Project Description:
We will create a synthetic gene that encodes the LRRK2 kinase and use this to express the protein in insect cells. We will purify the protein to extremely high levels, and use this protein to generate protein crystals of LRRK2. Once protein crystals have been obtained, we will use X-ray diffraction methods to visualize the individual atoms of the LRRK2 kinase. This allows us to generate a detailed picture of exactly what the kinase looks like and therefore how chemicals could be developed to inhibit LRRK2.

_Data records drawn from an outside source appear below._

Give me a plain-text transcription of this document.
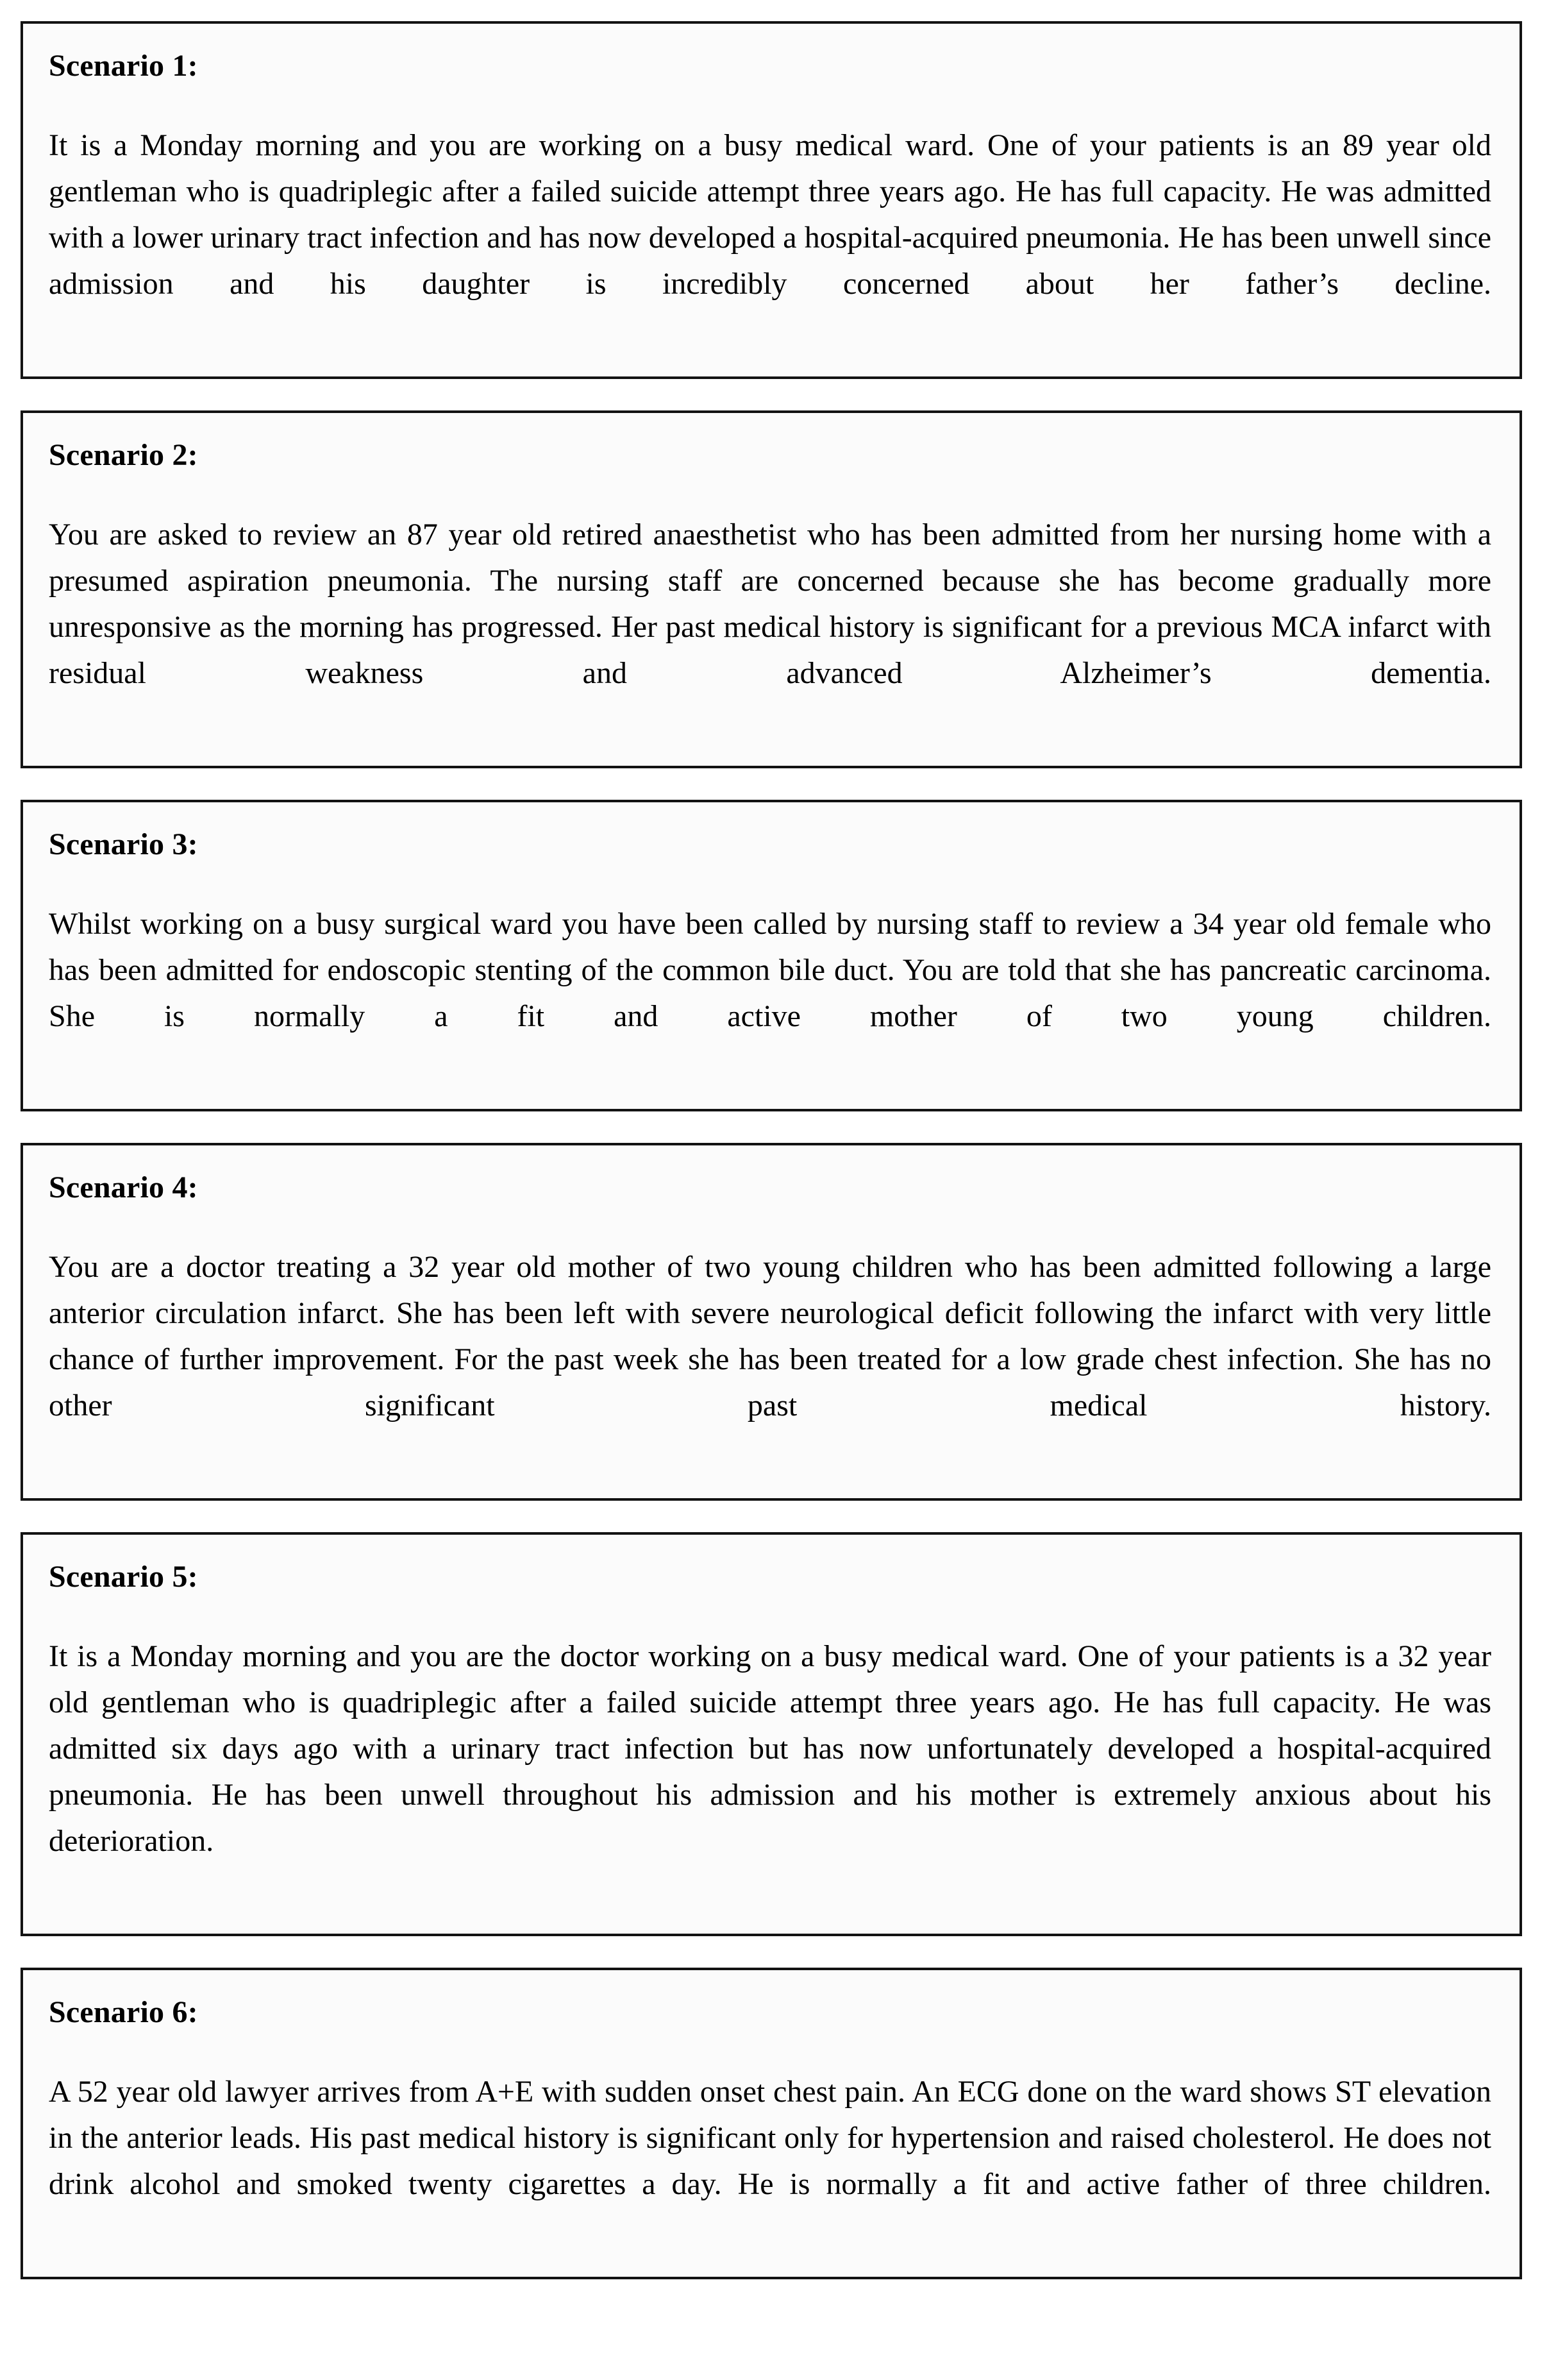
Scenario 1:
It is a Monday morning and you are working on a busy medical ward. One of your patients is an 89 year old gentleman who is quadriplegic after a failed suicide attempt three years ago. He has full capacity. He was admitted with a lower urinary tract infection and has now developed a hospital-acquired pneumonia. He has been unwell since admission and his daughter is incredibly concerned about her father’s decline.
Scenario 2:
You are asked to review an 87 year old retired anaesthetist who has been admitted from her nursing home with a presumed aspiration pneumonia. The nursing staff are concerned because she has become gradually more unresponsive as the morning has progressed. Her past medical history is significant for a previous MCA infarct with residual weakness and advanced Alzheimer’s dementia.
Scenario 3:
Whilst working on a busy surgical ward you have been called by nursing staff to review a 34 year old female who has been admitted for endoscopic stenting of the common bile duct. You are told that she has pancreatic carcinoma. She is normally a fit and active mother of two young children.
Scenario 4:
You are a doctor treating a 32 year old mother of two young children who has been admitted following a large anterior circulation infarct. She has been left with severe neurological deficit following the infarct with very little chance of further improvement. For the past week she has been treated for a low grade chest infection. She has no other significant past medical history.
Scenario 5:
It is a Monday morning and you are the doctor working on a busy medical ward. One of your patients is a 32 year old gentleman who is quadriplegic after a failed suicide attempt three years ago. He has full capacity. He was admitted six days ago with a urinary tract infection but has now unfortunately developed a hospital-acquired pneumonia. He has been unwell throughout his admission and his mother is extremely anxious about his deterioration.
Scenario 6:
A 52 year old lawyer arrives from A+E with sudden onset chest pain. An ECG done on the ward shows ST elevation in the anterior leads. His past medical history is significant only for hypertension and raised cholesterol. He does not drink alcohol and smoked twenty cigarettes a day. He is normally a fit and active father of three children.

Relevance to Diagnosis/Treatment of Parkinson’s Disease:
Structure based drug design (SBDD) is a powerful approach that has been successfully used to identify and develop kinase inhibitors which have been proven to be very beneficial drugs (e.g. Gleevec). An X-ray crystal structure of LRRK2 will allow a variety of SBDD methods to be applied to Parkinson’s disease. The structure will therefore increase the likelihood of developing a useful drug for the treatment of Parkinson’s disease.
Anticipated Outcome:
Small molecule inhibitors of LRRK2 have the potential to prevent the onset of Parkinson’s disease. The identification and development of these small molecules is a difficult and time consuming process and an X-ray crystal structure of LRRK2 will greatly facilitate the identification and development of these small molecules.